Fotorelacja z renowacji mocno sfatygowanego subwoofera
Jakiś czas temu postanowiłem rozbudować mój mały sieciowy amplituner Denona z dwoma głośnikami SC-N4 o aktywny subwoofer. Przeglądając allegro w poszukiwaniu w miarę tanego głośnika z wejściem cinch (tak żebym mógł maksymalnie prosto podłączyć go do amplitunera) trafiłem na pudło chyba dwa razy większe od całej reszty mojego zestawu - też produkcji Denona, model DSW-80, który na 99% pochodzi z zestawu DHT-684DVD. Cena bardzo zachęcała - 250zł.
Niestety ten 80 watowy potworek był w dość tragicznym wizualnie stanie, ale postanowiłem zaryzykować i zaufać opisowi twierdzącemu że technicznie wszystko z nim OK i gra czysto. Stan ten okazał się zgodny z rzeczywistością i faktycznie brzmi bardzo ładnie, ale jego obudowa nie jedno przeszła. Włącznie z zalaniami bo drewno mocno się rozeszło.
Plan naprawy był minimalistyczny - skoro subwoofer działał to uznałem że postaram się zabezpieczyć rozchodzące się z przodu drewno, nadać mu nowy wygląd okleiną drewnopodobną z Castoramy (w stylowym kolorze Wood Black) oraz dokonam przeglądu elektroniki. Do tego dołożyłem wymianę zacisków wejść głośnikowych, których co prawda chwilowo nie planowałem używać ufając że amplituner sobie dobrze poradzi ze sterowanie basem, ale ujrzawszy w jak strasznym stanie się znajdują ich naprawa była wymagana dla zabezpieczenia elektroniki przed zwarciem.
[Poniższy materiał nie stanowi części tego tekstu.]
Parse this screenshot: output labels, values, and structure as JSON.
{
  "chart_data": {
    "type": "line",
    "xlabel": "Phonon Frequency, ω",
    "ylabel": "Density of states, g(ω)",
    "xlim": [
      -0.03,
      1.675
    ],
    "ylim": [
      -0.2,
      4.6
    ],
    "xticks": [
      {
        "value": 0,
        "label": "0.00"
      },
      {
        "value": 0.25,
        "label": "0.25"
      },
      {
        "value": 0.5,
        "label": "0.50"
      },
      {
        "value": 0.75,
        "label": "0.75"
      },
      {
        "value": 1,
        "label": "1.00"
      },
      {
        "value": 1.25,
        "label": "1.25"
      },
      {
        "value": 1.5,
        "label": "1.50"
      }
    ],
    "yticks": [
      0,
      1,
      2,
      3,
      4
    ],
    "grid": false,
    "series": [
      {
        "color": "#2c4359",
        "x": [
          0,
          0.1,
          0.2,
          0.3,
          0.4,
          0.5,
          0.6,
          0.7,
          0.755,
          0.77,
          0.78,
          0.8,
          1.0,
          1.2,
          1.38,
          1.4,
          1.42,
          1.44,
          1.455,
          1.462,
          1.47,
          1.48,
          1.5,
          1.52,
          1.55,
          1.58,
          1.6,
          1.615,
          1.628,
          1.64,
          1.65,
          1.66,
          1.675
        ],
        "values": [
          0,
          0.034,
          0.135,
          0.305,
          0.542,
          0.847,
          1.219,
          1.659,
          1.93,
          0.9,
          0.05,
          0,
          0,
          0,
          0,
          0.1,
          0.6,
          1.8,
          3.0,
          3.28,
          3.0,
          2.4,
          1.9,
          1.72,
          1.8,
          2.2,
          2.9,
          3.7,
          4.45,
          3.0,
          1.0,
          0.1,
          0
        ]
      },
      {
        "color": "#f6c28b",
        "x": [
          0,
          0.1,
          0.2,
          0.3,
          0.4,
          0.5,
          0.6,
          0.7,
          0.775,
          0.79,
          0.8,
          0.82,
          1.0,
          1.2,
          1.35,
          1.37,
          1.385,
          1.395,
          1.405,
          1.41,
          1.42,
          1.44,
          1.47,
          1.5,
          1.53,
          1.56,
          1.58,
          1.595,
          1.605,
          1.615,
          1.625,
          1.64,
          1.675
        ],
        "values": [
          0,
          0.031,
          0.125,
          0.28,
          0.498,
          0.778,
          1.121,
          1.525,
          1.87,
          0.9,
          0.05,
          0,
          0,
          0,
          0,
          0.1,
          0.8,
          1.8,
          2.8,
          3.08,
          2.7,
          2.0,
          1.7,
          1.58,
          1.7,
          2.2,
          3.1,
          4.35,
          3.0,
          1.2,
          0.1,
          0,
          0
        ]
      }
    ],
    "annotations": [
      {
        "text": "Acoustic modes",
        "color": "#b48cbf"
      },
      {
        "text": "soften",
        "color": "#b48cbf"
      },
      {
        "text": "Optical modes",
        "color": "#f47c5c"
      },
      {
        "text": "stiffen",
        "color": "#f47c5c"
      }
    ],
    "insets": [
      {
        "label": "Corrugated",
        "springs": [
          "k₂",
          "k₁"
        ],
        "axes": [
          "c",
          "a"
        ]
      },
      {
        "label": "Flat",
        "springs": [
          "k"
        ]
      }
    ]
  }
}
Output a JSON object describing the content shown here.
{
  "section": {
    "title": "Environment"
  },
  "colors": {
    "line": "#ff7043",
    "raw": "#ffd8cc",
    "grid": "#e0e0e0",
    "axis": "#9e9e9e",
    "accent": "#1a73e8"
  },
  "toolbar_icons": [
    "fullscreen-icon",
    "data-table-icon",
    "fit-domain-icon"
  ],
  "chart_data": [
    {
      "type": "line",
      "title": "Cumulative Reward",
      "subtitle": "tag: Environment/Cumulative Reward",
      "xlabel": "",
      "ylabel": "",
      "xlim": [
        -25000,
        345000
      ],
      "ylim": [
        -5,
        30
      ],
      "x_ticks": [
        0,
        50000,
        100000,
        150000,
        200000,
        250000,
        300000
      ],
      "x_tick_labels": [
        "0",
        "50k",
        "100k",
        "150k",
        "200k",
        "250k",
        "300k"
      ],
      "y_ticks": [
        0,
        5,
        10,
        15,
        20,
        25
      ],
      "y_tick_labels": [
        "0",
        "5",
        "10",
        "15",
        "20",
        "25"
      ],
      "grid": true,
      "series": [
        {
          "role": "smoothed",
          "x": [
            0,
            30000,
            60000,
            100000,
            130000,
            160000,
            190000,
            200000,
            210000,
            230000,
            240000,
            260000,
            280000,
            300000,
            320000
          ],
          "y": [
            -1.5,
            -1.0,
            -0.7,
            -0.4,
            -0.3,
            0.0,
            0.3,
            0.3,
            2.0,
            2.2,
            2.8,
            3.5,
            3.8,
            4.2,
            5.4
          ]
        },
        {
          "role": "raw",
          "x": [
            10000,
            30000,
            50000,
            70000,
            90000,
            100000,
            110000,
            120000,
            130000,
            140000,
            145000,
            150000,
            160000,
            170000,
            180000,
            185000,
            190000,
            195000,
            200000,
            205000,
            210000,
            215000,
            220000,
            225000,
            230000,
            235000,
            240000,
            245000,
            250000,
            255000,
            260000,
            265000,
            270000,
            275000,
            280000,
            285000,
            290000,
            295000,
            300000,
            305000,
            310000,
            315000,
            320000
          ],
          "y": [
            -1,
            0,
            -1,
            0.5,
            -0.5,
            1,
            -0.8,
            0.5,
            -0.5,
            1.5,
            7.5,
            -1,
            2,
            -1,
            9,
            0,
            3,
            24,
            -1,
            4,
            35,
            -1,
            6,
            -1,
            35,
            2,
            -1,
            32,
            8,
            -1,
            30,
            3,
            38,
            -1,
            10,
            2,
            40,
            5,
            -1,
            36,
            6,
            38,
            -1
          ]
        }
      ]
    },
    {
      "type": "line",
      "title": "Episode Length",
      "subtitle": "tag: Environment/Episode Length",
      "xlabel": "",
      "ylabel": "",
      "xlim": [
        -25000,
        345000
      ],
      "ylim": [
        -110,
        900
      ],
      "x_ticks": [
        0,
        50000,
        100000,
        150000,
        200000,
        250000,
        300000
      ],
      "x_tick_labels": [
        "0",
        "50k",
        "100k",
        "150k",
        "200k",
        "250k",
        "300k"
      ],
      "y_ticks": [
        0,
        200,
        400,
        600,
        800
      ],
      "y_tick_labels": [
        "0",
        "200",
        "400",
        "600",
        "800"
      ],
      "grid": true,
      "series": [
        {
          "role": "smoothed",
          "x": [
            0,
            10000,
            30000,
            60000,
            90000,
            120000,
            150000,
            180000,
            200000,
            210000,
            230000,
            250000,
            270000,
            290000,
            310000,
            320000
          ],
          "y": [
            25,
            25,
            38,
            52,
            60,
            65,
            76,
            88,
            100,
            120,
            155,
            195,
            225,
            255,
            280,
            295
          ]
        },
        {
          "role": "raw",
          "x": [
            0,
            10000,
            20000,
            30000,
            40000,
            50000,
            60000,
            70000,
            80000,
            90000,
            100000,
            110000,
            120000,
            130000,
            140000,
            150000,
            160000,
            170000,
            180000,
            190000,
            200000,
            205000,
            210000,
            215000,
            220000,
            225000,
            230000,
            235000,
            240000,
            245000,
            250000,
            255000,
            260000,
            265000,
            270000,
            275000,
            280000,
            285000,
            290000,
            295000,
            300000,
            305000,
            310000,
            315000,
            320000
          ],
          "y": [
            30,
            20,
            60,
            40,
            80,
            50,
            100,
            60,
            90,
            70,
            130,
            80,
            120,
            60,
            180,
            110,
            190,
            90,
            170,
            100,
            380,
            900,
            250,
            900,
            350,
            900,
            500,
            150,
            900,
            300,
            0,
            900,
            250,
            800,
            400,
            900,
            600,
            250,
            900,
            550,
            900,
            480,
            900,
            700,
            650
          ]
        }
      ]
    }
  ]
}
Czas więc zacząć renowację, a przyokazji odkryć co kryje wnętrze. Na początek trzeba było wykręcić nóżki oraz sam głośnik.
Wnętrze zaskoczyło pozytywnie, gdyż drewno nie przepuściło niczego do środka, klej, wełna i tuba są w świetnym stanie. 4Ω głośnik robi wrażenie rozmiarem. Po demontażu trafił do bezpiecznego pudełka żeby nie uległ uszkodzeniu.
Śruby wymagały solidnego czyszczenia w WD-40, a nóżki w alkoholu izopropylowym. Później warto będzie jeszcze zamaskować ubytki w srebnej farbie na plastiku odpowiednim markerem.
Czas na lekką dygresję - widoczny na zdjęciu chiński śrubokręt elektryczny Wowstick model 1F+ który kupiłem kilka miesięcy temu za $26 naprawdę dobrze sobie dawał radę ze wszystkimi śrubami w głośniku.
Następnym elementem była elektronika sterująca i wzmacniacz, które również okazały się w dobrym stanie. Prewencyjnie dodałem trochę sprayu typu gold-contact na potencjometry i przedmuchałem wnętrze - głównie z ukruszonego plastiku z zacisków głośnikowych.
Samo wykonanie naprawdę świetne, kondensatory elektrolityczne bardzo porządne i nie zdradzające planów na wyciek w najbliższym czasie.
Płytka zacisków zdradziła pewne oszczedności producenta, ponieważ jej mocowanie do obudowy opierało się na plastikowych zaciskach z gwintem na śruby - które z kolei są przymocowane do płytki na klej. Ponieważ tylko jeden komplet złącz był uszkodzony uznałem że płytka da radę się trzymać na 2 z 4 śrub i zakupiłem nowe gniazda za 1.50zł, a stary plastik z połowy płytki zdemontowałem kombinerkami.
Kompatybilność skończyła się jednak na rozmiarze - 70x24x18mm, a i to w sumie nie do końca bo rozstaw śrub minimalnie się różnił i musiałem lekko rozwiercić plastik złącza. Kolejny hack to zamiana wkrętów mocujących na śruby M3 i nakrętki które z prawej strony mocują teraz tylko złącze - nie samą płytkę. Połączenie zacisków z elektroniką na ten moment jest mechaniczne - poprzez dogięcie starych i nowych blaszek, ale przed eksploatacją dorobię kable; lutowanie bezpośrednio nie wchodziło w grę gdyż kolejny demontaż bez destrukcji byłby wówczas niemożliwy.
Samo oklejanie było najmniej ekscytujące, a poprzedziło je oczyszczenie powierzchni izopropanolem oraz prewencyjne wpuszczenie kleju w rozwarstwienia drewna.
Z efektu końcowego jestem bardzo zadowolony - głośnik gotowy jest do ustawienia pod telewizorem i dość estetycznie wygląda ze wszystkich stron poza tyłem 🙂 A tył jest sprawny i to wystarczy.